Este processo de transição governamental está previsto na Lei 10.609/2002 e no Decreto presidencial 7.221/2010. A equipe pode nomear um coordenador e até 50 membros, denominados Cargos Especiais de Transição Governamental, os quais serão exonerados ao fim do trâmite, ou seja, no dia de posse do novo presidente.

O vice-presidente Geraldo Alckimin (PSB) é quem está cotado para cuidar desta transição do lado do governo eleito. Outro nome no radar é o de Aloizio Mercadante.

O grupo terá acesso a dados referentes à estrutura organizacional da administração pública, contas públicas do governo federal, assim como acompanhamento e resultados dos programas, projetos e ações dos Órgãos e entidades públicas.

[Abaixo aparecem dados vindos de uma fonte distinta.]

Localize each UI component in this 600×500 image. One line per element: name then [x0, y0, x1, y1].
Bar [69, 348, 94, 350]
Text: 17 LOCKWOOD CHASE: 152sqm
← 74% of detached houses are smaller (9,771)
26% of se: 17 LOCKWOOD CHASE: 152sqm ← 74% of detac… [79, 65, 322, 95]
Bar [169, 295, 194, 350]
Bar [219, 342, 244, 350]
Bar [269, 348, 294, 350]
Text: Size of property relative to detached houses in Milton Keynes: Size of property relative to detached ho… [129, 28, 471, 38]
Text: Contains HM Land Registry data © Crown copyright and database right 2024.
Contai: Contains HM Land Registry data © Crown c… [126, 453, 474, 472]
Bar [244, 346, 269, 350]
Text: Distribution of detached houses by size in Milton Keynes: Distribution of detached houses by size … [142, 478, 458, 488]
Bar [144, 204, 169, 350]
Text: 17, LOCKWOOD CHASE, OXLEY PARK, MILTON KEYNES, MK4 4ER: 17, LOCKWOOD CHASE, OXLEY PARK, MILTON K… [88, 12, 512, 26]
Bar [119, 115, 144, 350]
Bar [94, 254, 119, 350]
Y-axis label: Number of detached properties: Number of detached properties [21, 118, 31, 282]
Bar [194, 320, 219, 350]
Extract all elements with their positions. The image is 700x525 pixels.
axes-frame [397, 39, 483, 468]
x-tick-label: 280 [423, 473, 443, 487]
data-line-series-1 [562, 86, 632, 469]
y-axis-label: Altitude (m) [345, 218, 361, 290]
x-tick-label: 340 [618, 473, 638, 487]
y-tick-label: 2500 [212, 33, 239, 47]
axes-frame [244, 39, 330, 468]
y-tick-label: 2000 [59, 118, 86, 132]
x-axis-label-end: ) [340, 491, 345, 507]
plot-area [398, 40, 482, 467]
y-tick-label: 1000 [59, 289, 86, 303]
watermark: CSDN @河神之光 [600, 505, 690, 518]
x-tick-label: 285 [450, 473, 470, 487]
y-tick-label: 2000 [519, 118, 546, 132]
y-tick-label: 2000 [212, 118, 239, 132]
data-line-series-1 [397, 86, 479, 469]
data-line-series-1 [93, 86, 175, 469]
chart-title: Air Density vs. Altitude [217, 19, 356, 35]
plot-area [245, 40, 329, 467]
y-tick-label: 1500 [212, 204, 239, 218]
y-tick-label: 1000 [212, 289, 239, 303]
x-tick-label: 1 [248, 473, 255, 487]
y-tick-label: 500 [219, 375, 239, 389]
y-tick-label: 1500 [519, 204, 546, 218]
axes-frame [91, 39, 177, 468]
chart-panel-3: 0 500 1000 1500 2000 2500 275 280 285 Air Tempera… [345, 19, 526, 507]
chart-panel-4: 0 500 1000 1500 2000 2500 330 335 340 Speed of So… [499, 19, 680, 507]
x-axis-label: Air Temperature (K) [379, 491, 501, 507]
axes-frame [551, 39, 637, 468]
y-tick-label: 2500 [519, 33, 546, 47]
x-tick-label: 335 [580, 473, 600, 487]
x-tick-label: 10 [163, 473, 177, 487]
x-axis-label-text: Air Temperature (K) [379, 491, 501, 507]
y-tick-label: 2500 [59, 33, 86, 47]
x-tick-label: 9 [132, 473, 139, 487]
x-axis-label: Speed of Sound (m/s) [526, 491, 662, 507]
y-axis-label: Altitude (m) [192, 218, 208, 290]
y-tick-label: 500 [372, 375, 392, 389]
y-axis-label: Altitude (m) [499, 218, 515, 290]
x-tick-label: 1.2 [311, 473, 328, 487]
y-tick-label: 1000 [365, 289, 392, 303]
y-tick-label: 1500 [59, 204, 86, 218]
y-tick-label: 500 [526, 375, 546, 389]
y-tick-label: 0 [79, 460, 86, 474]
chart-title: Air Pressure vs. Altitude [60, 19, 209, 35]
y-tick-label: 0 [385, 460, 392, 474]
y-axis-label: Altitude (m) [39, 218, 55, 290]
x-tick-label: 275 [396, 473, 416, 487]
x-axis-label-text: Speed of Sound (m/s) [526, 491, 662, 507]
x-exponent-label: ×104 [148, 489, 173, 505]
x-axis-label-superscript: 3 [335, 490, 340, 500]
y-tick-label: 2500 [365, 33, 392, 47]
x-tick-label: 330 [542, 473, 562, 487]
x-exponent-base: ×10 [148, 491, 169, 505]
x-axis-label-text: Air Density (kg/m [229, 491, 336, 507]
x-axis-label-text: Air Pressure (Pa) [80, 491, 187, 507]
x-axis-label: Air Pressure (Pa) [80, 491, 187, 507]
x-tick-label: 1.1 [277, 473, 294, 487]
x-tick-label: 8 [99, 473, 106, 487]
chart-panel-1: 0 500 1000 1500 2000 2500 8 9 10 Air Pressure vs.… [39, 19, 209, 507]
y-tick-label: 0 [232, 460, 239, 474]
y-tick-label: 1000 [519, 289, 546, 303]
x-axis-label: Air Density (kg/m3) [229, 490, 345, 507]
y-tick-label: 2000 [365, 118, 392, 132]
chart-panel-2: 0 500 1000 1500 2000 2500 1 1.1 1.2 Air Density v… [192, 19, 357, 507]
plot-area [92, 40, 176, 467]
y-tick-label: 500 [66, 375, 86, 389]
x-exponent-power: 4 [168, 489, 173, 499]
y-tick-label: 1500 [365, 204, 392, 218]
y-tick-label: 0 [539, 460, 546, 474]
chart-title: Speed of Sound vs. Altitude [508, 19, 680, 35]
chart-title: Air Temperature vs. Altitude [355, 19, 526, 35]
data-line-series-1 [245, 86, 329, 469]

A troca de bastão é um procedimento de praxe, mas integrantes da coordenação da campanha de Lula acreditam que terão dificuldades para fazer a transição com o governo do presidente Jair Bolsonaro (PL), e que não haverá colaboração para ter acesso a dados da gestão federal. A troca de faixa, que também uma cerimônia protocolar, ainda é outra incógnita.

Isso porque o atual presidente Jair Bolsonaro (PL) continua em silêncio. É a primeira vez, desde 1998 que um candidato derrotado não faz declarações públicas após o resultado. O partido informou que ele vai se pronunciar em um momento “oportuno”.

Os pedidos de acesso às informações deverão ser formulados por escrito e encaminhados ao Secretário-Executivo da Casa Civil da atual presidência. O governo em exercício também é quem deve disponibilizar local, infraestrutura e apoio administrativo para esta transição.

A primeira transição com esta Lei foi do governo de Fernando Henrique Cardoso para Lula, de 2002 para 2003, quando o petista assumiu a presidência pela primeira vez.